“I didn’t expect them to say yes,” Elsevier’s executive director of global clinical reference, Karen Philip, told MM&Mabout the experiential marketing campaign she proposed to promote its ClinicalKey medical reference tool.
The marketing campaign, which launched October 1, consists of two mobile units that roam the country by appointment to bring an immersive experience to institutions and individuals. The units include tech and are accompanied by two brand ambassadors who work with the site’s reps to make sure the presentation anticipates and has the answers to employee questions.

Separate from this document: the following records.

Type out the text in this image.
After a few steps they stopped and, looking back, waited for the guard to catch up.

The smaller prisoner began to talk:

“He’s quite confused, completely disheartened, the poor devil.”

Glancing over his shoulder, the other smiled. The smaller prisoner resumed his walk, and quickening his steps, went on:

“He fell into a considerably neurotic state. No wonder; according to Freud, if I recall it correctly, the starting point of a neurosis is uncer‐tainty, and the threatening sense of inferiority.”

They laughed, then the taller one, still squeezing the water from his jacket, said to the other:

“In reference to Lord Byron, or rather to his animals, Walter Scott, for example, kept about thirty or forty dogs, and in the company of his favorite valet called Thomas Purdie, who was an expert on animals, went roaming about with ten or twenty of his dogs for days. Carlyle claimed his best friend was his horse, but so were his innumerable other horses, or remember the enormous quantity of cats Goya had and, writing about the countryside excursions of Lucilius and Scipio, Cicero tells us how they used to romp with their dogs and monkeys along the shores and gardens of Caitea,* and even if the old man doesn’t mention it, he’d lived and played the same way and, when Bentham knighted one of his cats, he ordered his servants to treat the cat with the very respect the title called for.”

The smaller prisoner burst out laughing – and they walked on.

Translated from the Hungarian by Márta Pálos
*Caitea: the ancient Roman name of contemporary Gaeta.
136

This roaming exhibition space is a first for the Dutch publisher and is promoted on site with a plethora of materials that include a series of emails sent out before the event by human resources departments as well as posters. Both the emails and posters can be co-branded with the host institution and Elsevier, or can run as Elsevier-only pieces, depending on the host’s preference.
Philip said the informational push begins about four weeks before the exhibit shows up on site, and that the actual set-up begins a day before the exhibit opens, during which the exhibition team and the site’s representatives assess the best locations for maximum traffic and get things up and running.
The current mobile experience is geared toward institutions—the institutional version of ClinicalKey launched in April, and the individual version followed in mid-September. Philip added that the presentation is largely based on the existing relationship between the hosting institution and the publisher. “If they know Elsevier already, the focus will be different than one without access historically to resources like this,” Philip said, adding, “so you’re really trying to introduce both Elsevier and the product itself.”
Philip said the road show presentation has been a critical tool to help physicians and institutions understand ClinicalKey’s scope. The immediate specs are that it includes more than 500 Elsevier medical and surgical journals, over 800 medical and surgical reference books, all clinical pharmacology drug monographs, more than 9,000 medical and surgical videos and third-party published patient education, among other features. This mass of content has been tagged “down to the paragraph sentence level,” using a combination of medical taxonomies that includes, for example, the ICD-9. Philips said the result is that a search for a clinical concept automatically seeks out synonyms and related concepts so readers get “the most relevant answer the most quickly, and on top of it, can expose content or concepts you would have missed if you were doing a traditional keyword search.”
It’s a massive concept and one Philip said left doctors asking, “What is this?” She said professionals have been really taken with the mobile exhibits, and said the amount of time doctors have spent inside has exceeded expectations. “We kind of thought if we got five minutes out of a physician that was pretty much a total success… we’re getting an average visit of 10 minutes, some staying as long as 30.”
She said the exhibit has had two immediate results: an impact on sales and “our eyes got really wide open early on that if you put it in a physician’s hand, they see the benefit pretty early, pretty quickly.”
She also said the process of bringing the tour on-site and assessing a site’s needs, as well as the experience itself has the added benefit of cultivating a relationship between institutions and individuals and Elsevier before pricing discussions begin, taking out some of the tension that accompanies pricing discussions.
But prices are part of the business, and Philip said the average price for an individual subscription is $600 a year, and could range between $400 and $800 a year.
Institutional prices are linked to the number of beds at a given institution—an organization with fewer than 50 beds could have a subscription that is $14,000 a year, and Philip pegged the value of the tools at $50,000. Medical schools can also subscribe and their rate is based on full-time enrollment numbers.
ClinicalKey is one of Elsevier’s many products, and Philip said the goal is to make sure “our customers never pay for the same content twice.” In terms of pricing, this means if a ClinicalKey subscriber is also a subscribed to the very same information on ScienceDirect, they are given a credit so they are not paying for the same information twice.
Philip said this doesn’t introduce a subscriber cannibalization issue because “the products we have are really for different purposes.”
Philip said institutions make up the bulk of subscriptions, but that she expects individual subscriptions will eventually dominate the sales split.
She said that corporate’s feedback has been positive, and she expects that experiential marketing will surface more frequently in the company’s health and sciences business, but that it’s too soon to tell if it will become a template for the company as a whole.